Um bei BCM einen Schritt in Richtung Agilität zu gehen, können wir den Wert „Flexibilität vor strikter Planverfolgung“ aus dem agilen Manifest heranziehen. Und in der Tat: Für unsere Belange lässt sich der Wert 1:1 übernehmen und wie folgt anwenden:
BCM basiert auf Analysen und Kennzahlen
So wie Analysen und Kennzahlen das Nonplusultra im klassischen BCM sind, wird sehr viel Wert auf Jahresplanungen (wenn nicht sogar Mehr-Jahresplanungen) gelegt, die für jedes Quartal vorgeben, was gemacht werden muss: 1. Quartal – Analyse, 2. Quartal – Strategie, 3. Quartal – Umsetzung, 4. Quartal – Übungen und Tests.
So ist eine Fachabteilung ein Jahr lang immer mal wieder mit BCM beschäftigt. Im Worst Case kann dann im 4. Quartal der Test nicht durchgeführt werden, weil sich in der Zwischenzeit das Rad weitergedreht hat und der Plan oder die Lösung überarbeitet werden müssen. Oder weil der Prozess optimiert, das Team neu strukturiert oder auch ein neues IT-Tool eingeführt wurde. Das alles muss bedacht werden und orientiert sich nicht an der BCM-Jahresplanung. Es wäre ja auch unsinnig, mit einer wichtigen Veränderung bis zum 1. Quartal des Folgejahres zu warten.
Sprinten statt Traben
Kürzere Zyklen ermöglichen schnellere Reaktionen auf Veränderungen, sei es im Unternehmen, in Prozessen oder den Lieferketten.
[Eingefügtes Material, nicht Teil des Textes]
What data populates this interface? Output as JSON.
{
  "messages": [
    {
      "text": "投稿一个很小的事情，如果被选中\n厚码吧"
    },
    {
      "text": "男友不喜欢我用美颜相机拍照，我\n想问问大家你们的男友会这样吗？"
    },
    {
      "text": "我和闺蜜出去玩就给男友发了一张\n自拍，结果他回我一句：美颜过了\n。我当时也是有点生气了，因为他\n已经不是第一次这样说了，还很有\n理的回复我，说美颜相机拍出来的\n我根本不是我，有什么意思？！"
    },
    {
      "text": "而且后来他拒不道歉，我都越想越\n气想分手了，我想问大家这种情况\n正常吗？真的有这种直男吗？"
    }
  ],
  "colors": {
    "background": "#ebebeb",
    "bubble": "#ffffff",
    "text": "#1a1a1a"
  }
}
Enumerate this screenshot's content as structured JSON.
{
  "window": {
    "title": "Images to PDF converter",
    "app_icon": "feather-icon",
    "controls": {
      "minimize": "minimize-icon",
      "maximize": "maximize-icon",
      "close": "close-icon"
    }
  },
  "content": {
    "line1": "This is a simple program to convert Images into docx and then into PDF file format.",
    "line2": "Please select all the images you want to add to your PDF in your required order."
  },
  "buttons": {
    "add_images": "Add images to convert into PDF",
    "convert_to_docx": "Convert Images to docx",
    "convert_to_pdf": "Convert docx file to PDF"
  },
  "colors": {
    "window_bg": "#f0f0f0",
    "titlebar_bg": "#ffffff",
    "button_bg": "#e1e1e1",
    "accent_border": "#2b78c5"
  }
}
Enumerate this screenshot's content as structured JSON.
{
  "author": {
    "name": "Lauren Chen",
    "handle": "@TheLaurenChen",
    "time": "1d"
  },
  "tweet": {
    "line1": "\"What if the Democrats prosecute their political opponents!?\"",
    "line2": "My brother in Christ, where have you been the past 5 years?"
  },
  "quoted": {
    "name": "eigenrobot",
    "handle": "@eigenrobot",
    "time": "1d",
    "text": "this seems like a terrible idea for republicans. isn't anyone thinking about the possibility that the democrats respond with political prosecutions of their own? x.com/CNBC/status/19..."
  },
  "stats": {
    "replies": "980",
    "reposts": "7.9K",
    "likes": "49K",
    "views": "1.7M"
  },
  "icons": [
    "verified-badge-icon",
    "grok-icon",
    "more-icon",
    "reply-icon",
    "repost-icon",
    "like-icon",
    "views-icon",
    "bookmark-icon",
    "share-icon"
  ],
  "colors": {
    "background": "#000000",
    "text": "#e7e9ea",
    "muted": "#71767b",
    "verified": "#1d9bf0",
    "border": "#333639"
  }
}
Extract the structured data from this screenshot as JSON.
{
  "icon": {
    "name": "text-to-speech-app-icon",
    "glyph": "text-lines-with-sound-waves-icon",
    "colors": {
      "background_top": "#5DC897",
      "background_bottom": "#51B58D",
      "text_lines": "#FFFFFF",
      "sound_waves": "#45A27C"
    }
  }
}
Neue Prioritäten zu setzen, ist so überhaupt erst möglich, ohne auf die Vorstandsfreigabe im kommenden Jahr warten zu müssen. So könnte beispielsweise der komplette BCM-Zyklus für eine Abteilung innerhalb von zwei Monaten durchlaufen werden. Kurz und bündig statt lang und zäh. Dafür lassen sich Sprints einsetzen, wie wir sie aus Scrum kennen. Das gibt die notwendige Flexibilität und schafft einen präziseren Fokus, um sich auf die Unwägbarkeiten, die noch kommen mögen (und ziemlich sicher auch werden), einzustellen.
BCM-Zyklen für verschiedene Abteilungen
Angenommen, wir führen BCM in einem Unternehmen für die Abteilungen Produktion, Produktentwicklung, Unternehmenskommunikation, Finanzen und Human Resources durch. Dann würden wir für jede dieser Abteilungen einen eigenen Zyklus planen und diesen innerhalb von zwei bis vier Wochen durchlaufen, abhängig von Komplexität und Umfang (siehe Grafik). Das hat zwei Vorteile: Zum einen ist der Arbeitsaufwand für die jeweilige Abteilung überschaubarer und leichter zu bewältigen. Zum anderen sind die Teams mit kürzeren Durchläufen flexibler, um auf Veränderungen zu reagieren. Und auch die Bereitschaft ist größer, da der Zyklus, um die Veränderung einzuarbeiten, kürzer gestaltet werden kann. Man muss sich schließlich nur um die Veränderung kümmern und fängt nicht bei Adam und Eva an.
Und es gibt sogar einen dritten Vorteil: Die Business-Continuity-Pläne sind aktueller, da sie zeitnah aktualisiert und getestet werden und wir nicht bis zu einem Jahr auf einem veralteten Plan sitzen.
Um diesen agilen Wert auf BCM anzuwenden, sollten Zyklen im BCM kürzer gestaltet und der Scope kleiner geschnitten werden. Das schafft Platz für Flexibilität in der Durchführung. Vermutlich widerspricht dies den meisten BCM-Programmen, wie sie in vielen Unternehmen seit Dekaden gelebt werden. Deswegen ist Flexibilität auch die größte Herausforderung auf dem Weg zu einem agilen BCM.
Jedoch wurde Rom nicht an einem Tag gebaut, Business Continuity wird nicht ein einem Tag eingeführt, und insbesondere agiles BCM benötigt Zeit, um zu wachsen und sich zu etablieren. Die Unternehmen können agile Methoden und Herangehensweisen durchaus nach und nach einführen. Jeder Schritt weiter in Richtung agiles BCM ist ein weiterer Schritt in Richtung zu mehr Flexibilität.